Naufrage du paquebot  » Afrique  » , le  » Titanic français  »

    Dans la nuit du 11 au 12 janvier 1920 , le paquebot  » Afrique  »  sombrait au large des côtes françaises . Sur les 602 personnes à bord , 568 périrent noyées , et 34 ont survécu au naufrage …( Le navire assurait la liaison entre Bordeaux et Dakar au Sénégal ) ….Parmi les victimes , il y avait environ 200 tirailleurs sénégalais

paquebot-afrique (1) ( Le paquebot Afrique . Carte postale des années 1910 )

  Le paquebot entreprenait son 58ème voyage à destination des comptoirs coloniaux français en Afrique . Mais , alors que les lumières des côtes françaises sont encore visibles ,le navire est pris dans une tempête et submergé par les vagues . Privés d’électricité , ses moteurs à l’arrêt , le bateau avec ses 500 tonnes de marchandises et surtout 600 passagers ! Au large de la Vendée

  La catastrophe ne fut évoquée que sommairement dans le journaux  et passa ainsi relativement inaperçu , malgré le lourd bilan humain ….
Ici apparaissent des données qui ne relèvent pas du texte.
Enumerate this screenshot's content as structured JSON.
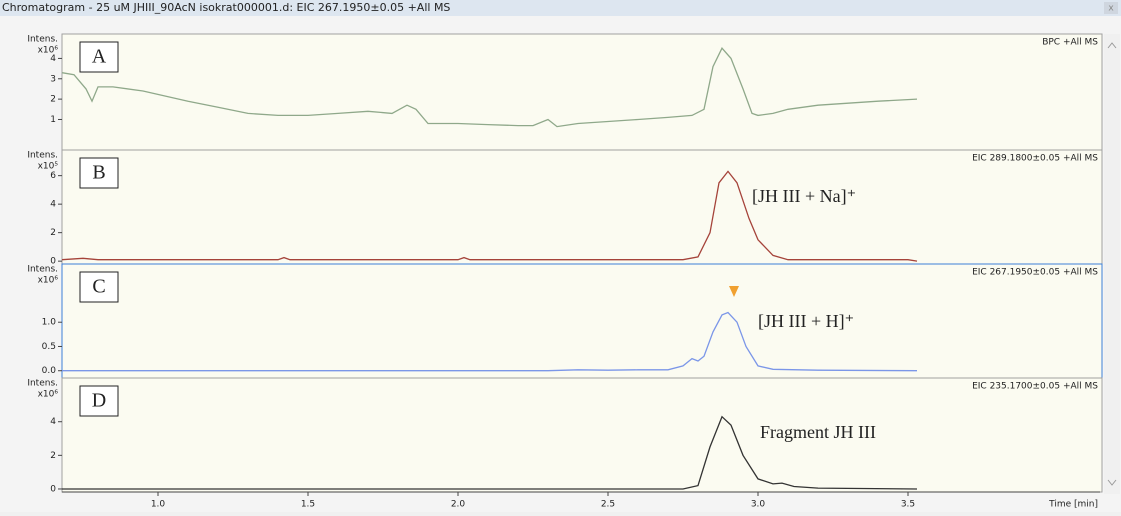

   Par exemple : Le  » Journal des débats politiques et littéraires  » écrit :  » L’Afrique , qui avait quitté Bordeaux vendredi soir , essuya une violente tempête dans le golfe de Gascogne . Au large de la Coubre , une voie d’eau se déclara . Les foyers des machines furent noyés  et les cabines de première classe inondées . Le  » Ceylan  » se porta le samedi au secours de  » l’Afrique  » , mais l’état de la mer ne permettant ni remorquage , ni transbordement , les commandant des deux navires décidèrent de fuir la tempête qui devenait de plus en plus forte  ( les bateaux se dirigèrent vers le nord ) .  » Ainsi , ils arrivèrent à l’ouest du plateau des  » Roches – Bonnes  » . C’est contre ce massif rocheux que l’Afrique , dont le gouvernail n’obéissait plus , vint  » toucher  » et donner de la bande vers 3 heures du matin . Heure à laquelle le commandant de l’Afrique envoya , utilisant le télégraphe sans fil  ce dernier message :  » Je coule . Suis exactement entre les  » roches des Barges  » , le  » banc des Roches – Bonnes et les Baleines , à la pointe de l’île de Ré  »  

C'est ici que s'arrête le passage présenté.